Iran and the P5+1 — Britain, China, France, Russia and the US plus Germany — wrapped up two days of multifaceted talks in the Swiss city of Geneva on Tuesday.
The comprehensive talks were held between Secretary of Iran’s Supreme National Security Council (SNSC) Saeed Jalili and EU Foreign Affairs chief Catherine Ashton, who represents the P5+1, after the West expressed willingness to return to the negotiating table.
“These talks…were a success for Iran because Iran raised the issue of West’s double standards regarding terrorism, asked why [they] did not condemn the [recent] terrorist attacks,” Mehr News Agency quoted Kowsari, who is deputy head of the Majlis National Security and Foreign Policy Commission, as saying on Wednesday.
“The fact that this meeting was not restricted to the nuclear issue is another success for the Islamic Republic because it became clear Iran’s nuclear issue has passed the stage of talks and is non-negotiable,” Kowsari said.
Jalili’s talks with the P5+1 on Monday focused on last week’s terrorist attacks in the Iranian capital of Tehran, which targeted two Iranian nuclear scientists.
On November 29, unknown terrorists detonated bombs in the vehicles of Majid Shahriari and Fereydoun Abbasi, both professors at Shahid Beheshti University, in separate locations.
Shahriari was killed immediately, but Abbasi and his wife sustained injuries and were transferred to hospital.
Tehran Prosecutor General Abbas Jafari-Dolatabadi said on Tuesday that members of a terrorist group involved in the recent attacks have been arrested.

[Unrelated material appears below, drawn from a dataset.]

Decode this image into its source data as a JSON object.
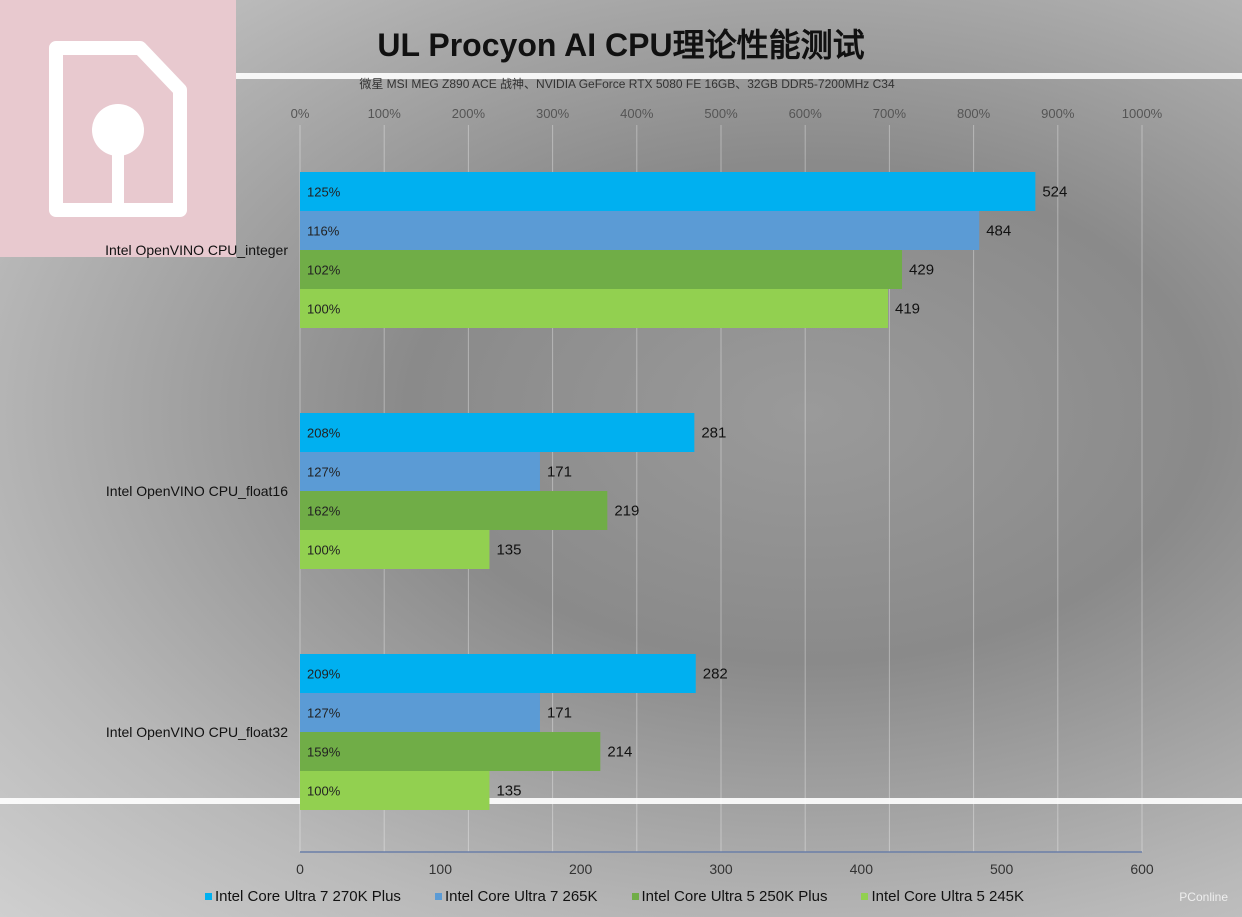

Kowsari said the resumption of talks in the Turkish capital of Istanbul, which is Iran’s chosen venue, is another success for Tehran.
Iran and the P5+1 have agreed to hold the next round of talks in Istanbul in late January.
Jalili has described “existing debates and concerns such as nuclear disarmament, non-proliferation and cooperation in making peaceful nuclear energy accessible to other nations” as potential issues of common concerns to the negotiating parties.